Dhami's post specifically named these initiatives as 'historic' and said they had provided 'unprecedented strength' to the cooperative sector. The broader policy framework connects to the Atmanirbhar Bharat agenda, which seeks to route primary agricultural produce through farmer-owned cooperative structures rather than private intermediaries, thereby improving farmer incomes and reducing exploitation at the supply-chain level.

Stakeholders and Impact

The cooperative sector directly touches the lives of crores of farmers and rural families who depend on PACS for credit, input supply, and market linkages. Dhami stated that these efforts have given farmers 'better opportunities, a transparent system, and a new foundation for economic empowerment.' The expansion of multipurpose PACS — moving beyond credit into services such as storage, retail, and agri-inputs — is intended to make village-level cooperatives more financially viable and self-sustaining. States such as Uttarakhand, with a large proportion of small and marginal hill farmers, stand to benefit significantly from improved access to cooperative credit and storage infrastructure.
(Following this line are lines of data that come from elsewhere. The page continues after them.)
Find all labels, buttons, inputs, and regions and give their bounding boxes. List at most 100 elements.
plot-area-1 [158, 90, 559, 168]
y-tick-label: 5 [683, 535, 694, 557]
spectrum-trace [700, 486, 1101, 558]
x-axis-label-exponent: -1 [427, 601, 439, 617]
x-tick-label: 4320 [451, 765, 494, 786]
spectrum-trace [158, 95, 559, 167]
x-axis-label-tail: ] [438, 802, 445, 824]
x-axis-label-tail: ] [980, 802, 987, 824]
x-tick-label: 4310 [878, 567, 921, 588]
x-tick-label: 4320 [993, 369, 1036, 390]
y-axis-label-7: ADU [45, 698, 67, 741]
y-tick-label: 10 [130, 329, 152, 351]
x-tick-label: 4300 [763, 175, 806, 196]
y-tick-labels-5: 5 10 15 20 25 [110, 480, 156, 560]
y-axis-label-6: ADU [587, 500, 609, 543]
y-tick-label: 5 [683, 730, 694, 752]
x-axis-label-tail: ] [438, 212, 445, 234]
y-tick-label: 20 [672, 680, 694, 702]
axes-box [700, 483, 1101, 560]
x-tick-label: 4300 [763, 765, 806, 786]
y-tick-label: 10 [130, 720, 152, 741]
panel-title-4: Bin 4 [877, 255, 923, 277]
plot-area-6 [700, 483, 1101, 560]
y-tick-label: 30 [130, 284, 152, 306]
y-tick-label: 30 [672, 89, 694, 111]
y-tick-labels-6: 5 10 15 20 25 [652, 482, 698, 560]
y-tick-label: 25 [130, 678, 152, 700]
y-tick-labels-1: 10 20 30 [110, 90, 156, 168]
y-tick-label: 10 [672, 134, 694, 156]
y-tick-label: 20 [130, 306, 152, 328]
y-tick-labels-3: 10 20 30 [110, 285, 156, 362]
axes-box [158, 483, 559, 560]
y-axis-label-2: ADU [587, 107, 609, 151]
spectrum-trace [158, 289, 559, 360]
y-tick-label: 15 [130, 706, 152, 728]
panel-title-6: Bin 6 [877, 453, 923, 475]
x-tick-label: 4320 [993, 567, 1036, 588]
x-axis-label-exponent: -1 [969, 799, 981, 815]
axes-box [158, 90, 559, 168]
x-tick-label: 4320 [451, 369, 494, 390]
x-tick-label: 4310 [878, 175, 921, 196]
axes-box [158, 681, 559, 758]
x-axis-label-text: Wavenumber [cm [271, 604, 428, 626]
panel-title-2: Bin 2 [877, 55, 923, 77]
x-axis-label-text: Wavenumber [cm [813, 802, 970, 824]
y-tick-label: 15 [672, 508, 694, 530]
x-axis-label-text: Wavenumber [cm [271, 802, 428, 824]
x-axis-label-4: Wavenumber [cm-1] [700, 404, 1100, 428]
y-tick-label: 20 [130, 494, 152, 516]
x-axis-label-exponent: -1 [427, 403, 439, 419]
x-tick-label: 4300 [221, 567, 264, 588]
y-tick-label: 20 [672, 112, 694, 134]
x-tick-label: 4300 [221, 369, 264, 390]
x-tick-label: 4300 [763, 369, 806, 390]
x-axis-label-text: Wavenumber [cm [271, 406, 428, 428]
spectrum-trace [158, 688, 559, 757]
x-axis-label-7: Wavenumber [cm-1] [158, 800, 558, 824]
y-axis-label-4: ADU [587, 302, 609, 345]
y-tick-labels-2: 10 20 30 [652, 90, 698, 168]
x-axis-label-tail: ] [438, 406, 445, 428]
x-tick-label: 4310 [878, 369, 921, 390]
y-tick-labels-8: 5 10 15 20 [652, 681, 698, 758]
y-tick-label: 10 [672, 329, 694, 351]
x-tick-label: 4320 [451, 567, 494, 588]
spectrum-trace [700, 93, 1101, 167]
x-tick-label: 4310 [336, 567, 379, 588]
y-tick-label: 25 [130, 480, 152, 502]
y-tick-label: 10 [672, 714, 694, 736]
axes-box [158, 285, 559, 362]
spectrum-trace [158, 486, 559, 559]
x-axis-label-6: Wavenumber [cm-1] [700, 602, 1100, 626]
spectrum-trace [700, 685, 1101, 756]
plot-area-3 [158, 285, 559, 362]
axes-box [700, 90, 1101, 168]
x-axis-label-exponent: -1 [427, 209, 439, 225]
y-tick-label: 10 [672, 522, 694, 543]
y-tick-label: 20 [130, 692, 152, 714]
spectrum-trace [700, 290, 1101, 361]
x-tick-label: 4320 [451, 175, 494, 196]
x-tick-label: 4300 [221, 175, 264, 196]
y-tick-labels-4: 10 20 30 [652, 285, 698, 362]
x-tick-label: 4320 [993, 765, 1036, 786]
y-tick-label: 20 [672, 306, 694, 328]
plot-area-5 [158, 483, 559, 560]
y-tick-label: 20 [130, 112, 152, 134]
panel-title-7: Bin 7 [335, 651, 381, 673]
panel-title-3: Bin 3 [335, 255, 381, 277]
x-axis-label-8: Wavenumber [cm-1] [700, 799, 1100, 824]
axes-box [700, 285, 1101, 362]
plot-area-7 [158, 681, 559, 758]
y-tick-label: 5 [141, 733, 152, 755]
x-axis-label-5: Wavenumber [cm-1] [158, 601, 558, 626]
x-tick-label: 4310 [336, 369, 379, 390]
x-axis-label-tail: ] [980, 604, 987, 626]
Parallel sectors including dairy and fisheries have seen similar strengthening of national-level cooperative federations, suggesting a systematic pattern of using cooperative architecture to deliver economic benefits at scale to rural India.

What's Next

The anniversary marks a moment for stocktaking, but the real test lies in implementation metrics: the pace of PACS computerisation completion, the physical construction progress under the cooperative grain storage programme, and the operational scale achieved by NCEL, NCOL, and BBSSL. State-level progress reports are expected to come into focus during the coming budget session. As the BJP positions the cooperative movement as a pillar of Viksit Bharat (Developed India), political leaders across BJP-governed states are likely to amplify this messaging ahead of electoral cycles, making the ministry's on-ground performance increasingly central to the party's rural outreach narrative.

Point of View

' Dhami reinforces the party's hierarchical loyalty signalling while also claiming a share of the cooperative sector's achievements for BJP-governed states like Uttarakhand. The emphasis on PACS computerisation and grain storage infrastructure reflects a deliberate pivot from welfare-centric rural politics toward an efficiency-and-technology framing — one that seeks to reposition cooperatives as modern economic institutions rather than legacy credit bodies. Whether this narrative translates into measurable farmer income gains will determine its electoral durability.
NationPress
6 Jul 2026

Frequently Asked Questions

When was India's Ministry of Cooperation established?
The Ministry of Cooperation was established on 6 July 2021, carved out of the Ministry of Agriculture to provide dedicated policy focus to India's cooperative sector. It completed five years on 6 July 2026.
What is the 'Sahkar se Samridhi' scheme?
'Sahkar se Samridhi' — meaning 'prosperity through cooperation' — is the guiding vision of India's cooperative policy under the Ministry of Cooperation, aimed at strengthening farmer-owned cooperative structures to improve rural incomes and reduce dependence on private intermediaries.
What is PACS computerisation and how many PACS are covered?
PACS computerisation is a government programme to digitise Primary Agricultural Credit Societies, the village-level cooperative credit units. The Union Budget 2022-23 sanctioned computerisation of 63,000 PACS across India to improve transparency and service delivery.
What is the world's largest cooperative grain storage programme in India?
The Union Cabinet approved a cooperative grain storage programme in 2023 with a target capacity of 700 lakh tonnes, intended to reduce post-harvest losses and allow farmers to store produce through cooperative-owned infrastructure rather than selling at distress prices.
What are NCEL, NCOL, and BBSSL?
These are three national-level cooperative bodies created under the Ministry of Cooperation: NCEL (National Cooperative Exports Limited) for channelling cooperative produce into exports, NCOL (National Cooperative Organics Limited) for organic farming, and BBSSL (Bharatiya Beej Sahakari Samiti Limited) for seed production and distribution.